CHICAGO — Links Hall’s white space was packed to the gills Sept. 18 for the last of three performances of “Belonging,” as is usually the case in choreographers’ first attempts at a concert. The split bill shared by Nora Sharp and Haydée Souffrant was as full as the audience, with well over an hour of work between them and plenty to chew on.
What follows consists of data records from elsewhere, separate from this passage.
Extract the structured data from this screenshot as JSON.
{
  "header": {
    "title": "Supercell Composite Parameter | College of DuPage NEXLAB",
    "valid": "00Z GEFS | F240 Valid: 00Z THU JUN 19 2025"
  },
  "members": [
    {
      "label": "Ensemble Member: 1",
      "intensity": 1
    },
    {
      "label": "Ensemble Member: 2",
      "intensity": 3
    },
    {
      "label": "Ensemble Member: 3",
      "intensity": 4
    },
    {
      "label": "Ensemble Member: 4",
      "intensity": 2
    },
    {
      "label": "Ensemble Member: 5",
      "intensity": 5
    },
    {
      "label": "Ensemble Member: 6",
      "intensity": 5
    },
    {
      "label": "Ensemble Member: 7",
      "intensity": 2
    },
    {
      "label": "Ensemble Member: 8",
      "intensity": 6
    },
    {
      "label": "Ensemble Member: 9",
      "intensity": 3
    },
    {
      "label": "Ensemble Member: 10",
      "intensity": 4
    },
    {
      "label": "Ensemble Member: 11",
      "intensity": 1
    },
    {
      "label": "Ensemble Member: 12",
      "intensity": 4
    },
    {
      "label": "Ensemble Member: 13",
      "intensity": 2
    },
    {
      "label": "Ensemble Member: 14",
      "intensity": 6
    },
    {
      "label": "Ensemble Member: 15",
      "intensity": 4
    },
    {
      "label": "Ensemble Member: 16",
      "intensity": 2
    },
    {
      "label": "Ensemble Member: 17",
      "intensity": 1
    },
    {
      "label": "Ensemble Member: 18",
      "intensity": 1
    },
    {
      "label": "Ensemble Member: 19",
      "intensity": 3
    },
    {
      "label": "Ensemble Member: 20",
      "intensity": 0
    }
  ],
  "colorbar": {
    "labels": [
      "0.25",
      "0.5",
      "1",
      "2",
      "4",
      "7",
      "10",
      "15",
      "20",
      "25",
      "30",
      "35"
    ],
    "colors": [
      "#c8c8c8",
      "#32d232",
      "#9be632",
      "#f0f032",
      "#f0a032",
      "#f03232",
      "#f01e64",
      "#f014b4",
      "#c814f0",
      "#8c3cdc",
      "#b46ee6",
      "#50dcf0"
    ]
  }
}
Nora Sharp has been seen regularly since her arrival on the scene a few years ago, diving head first into curation, program development, and performance despite a late start in dance. A classically trained musician, Sharp’s keen sense of sound and rhythm lay the foundation For Our Purposes, a quartet set to an original score composed by her brother, violinist Sam Sharp, and performed live by an 8-piece ensemble. The rich, beautiful score juxtaposes Sharp’s movement, which for the first third of the piece is mostly just walking. Simple but clever, each pass of walking grows in energy, tugging at the music, not totally conforming to it. It’s a partnership that almost reminds of Copland and Graham – playing between dissonance and resonance, with a keen eye on the details. I appreciated the dichotomies of For Our Purpose‘s beginning more than its end: a sweeping dance phrase that turns into a full-on menage. It is in these moments that Nora Sharp’s novicity peeks through; her dance can’t quite keep up with the score.
Coincidentally, both works on the program are about being in sync, though Souffrant’s is actually called that. Sharp’s quartet seeks to find individuals within unison dancing, while Souffrant seeks unison with herself. Her solo, In Sync, describes prior experiences with sexual trauma and arthralgia (joint pain) though recorded text and mostly literal movements and gestures. She is accompanied onstage by an alter of sorts: candles and books surrounding a full length mirror covered in a sheet until In Sync‘s conclusion. Souffrant rubs her chest and writhes her hands on her thighs, pacing nervously from one end of the room to the other. It’s a painful story, but not one that feels overly cathartic or invites sympathy. In the end, Souffrant appears to win the battle with herself as she uncovers her mirror – and her infectious smile – and sees herself honestly… perhaps for the first time.